- Clarissa Aguilar, PhD, Director of Psychology and Training, The Center for Health Care Services, San Antonio, TX
- Yajaira Johnson-Esparza, PhD, Assistant Professor, UT-Health, Dept of Community & Family Medicine, San Antonio, TX
- Hayley Beth Van Serke, PsyD, Manager, Behavioral Health Consulting, Howard Brown Health Center, Evanston, IL
- Jonathan Novi, PsyD, Team Lead, Primary Care Mental Health Integration, Memphis VA Medical Center, Memphis, TN
- Tanya Vishnevsky, PhD, Clinical Psychologist, Natick Counseling, Warwick, PA
- Brittany Houston, PsyD, Postdoctoral Fellow, Community Health of Central Washington, Yakima, WA
- Daisy Ceja, MS, Psychology Intern, South Texas Veterans Health Care System, San Antonio, TX
- Norma Balli-Borrero, LPC Intern, Behavioral Health Consultant, University Health System
The Blueprint for Complex Care provides some key points to consider related to the ongoing development of complex care practices. Complex care is defined as “the care for people with complex health and social needs.”One key issue the Blueprint targets is the need for training and professional development programs that support implementation of evidenced based models and solutions. The Blueprint recognizes there is not an adequate supply of professionals, namely primary care & behavioral health clinicians, to provide direct services on the front lines of complex care. The Blueprint also acknowledges that the existing professional workforce is not well prepared for addressing complex care needs.
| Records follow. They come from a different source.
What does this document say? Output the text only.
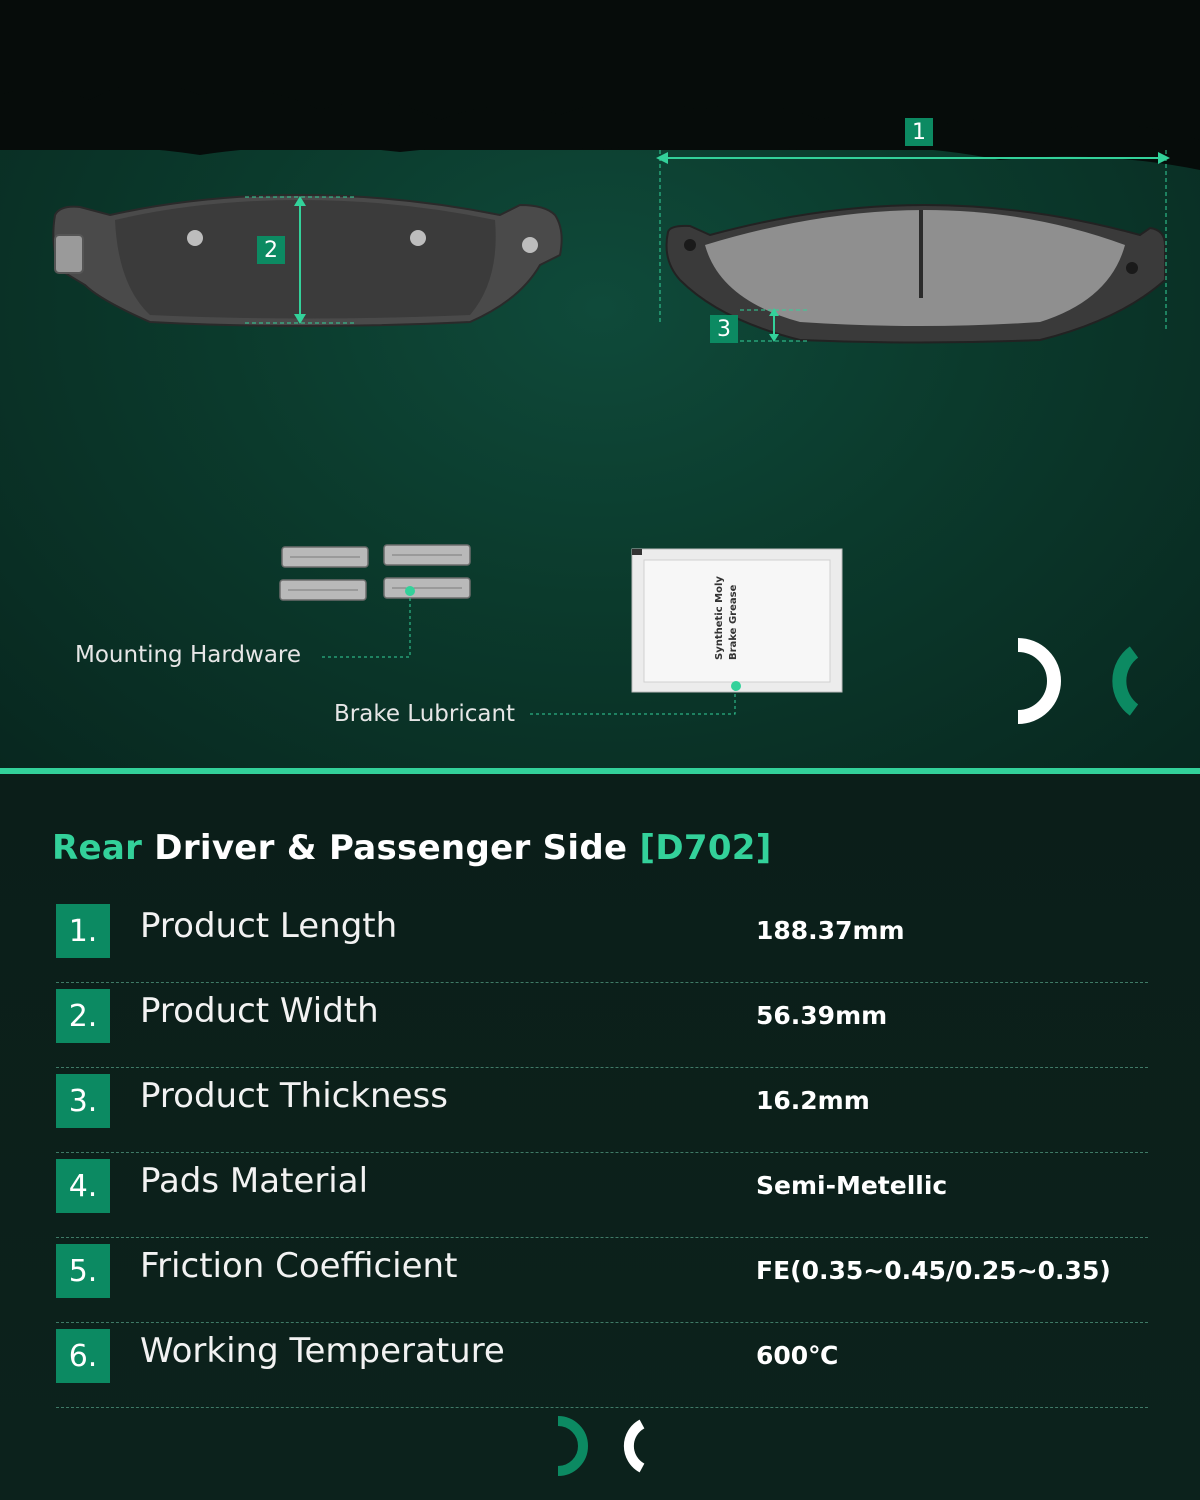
Synthetic Moly Brake Grease
1
2
3
Mounting Hardware
Brake Lubricant
Rear Driver & Passenger Side [D702]
1.	Product Length	188.37mm
2.	Product Width	56.39mm
3.	Product Thickness	16.2mm
4.	Pads Material	Semi-Metellic
5.	Friction Coefficient	FE(0.35~0.45/0.25~0.35)
6.	Working Temperature	600℃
Complex care requires new skills and competencies, workflows, and knowledge of how to navigate systems and formulate sequenced responses to complex comorbid needs within a team. This panel presentation aims to discuss the challenges of training BHCs, vital members of integrated care teams, in a context that requires attention to multiple, complex healthcare needs and system variables. The PCBH model is a person centered approach which focuses on increasing access to whole-person care. When the care a person receives aims to target behaviors that are responsive and indicative of health, personality, situational state, context, culture, and social determinants of health, complexity is inherent in the decision making. Using SAMHSA’s competencies for integrated care workforce, the panel will discuss the implications, challenges and frame some possible solutions, frameworks (i.e., the Four Point method; Jonsen, Siegler, and Winslade, 2010) and training tools that can help improve individual readiness for team-based integrated complex care.
- The attendee will identify three tools that can be used in training to help a learner address complex care needs.
- The attendee will name three integrated care competencies to consider while onboarding or training in your clinical setting.
- The attendee will identify and address ethical situations typically encountered when working on an integrated primary care team.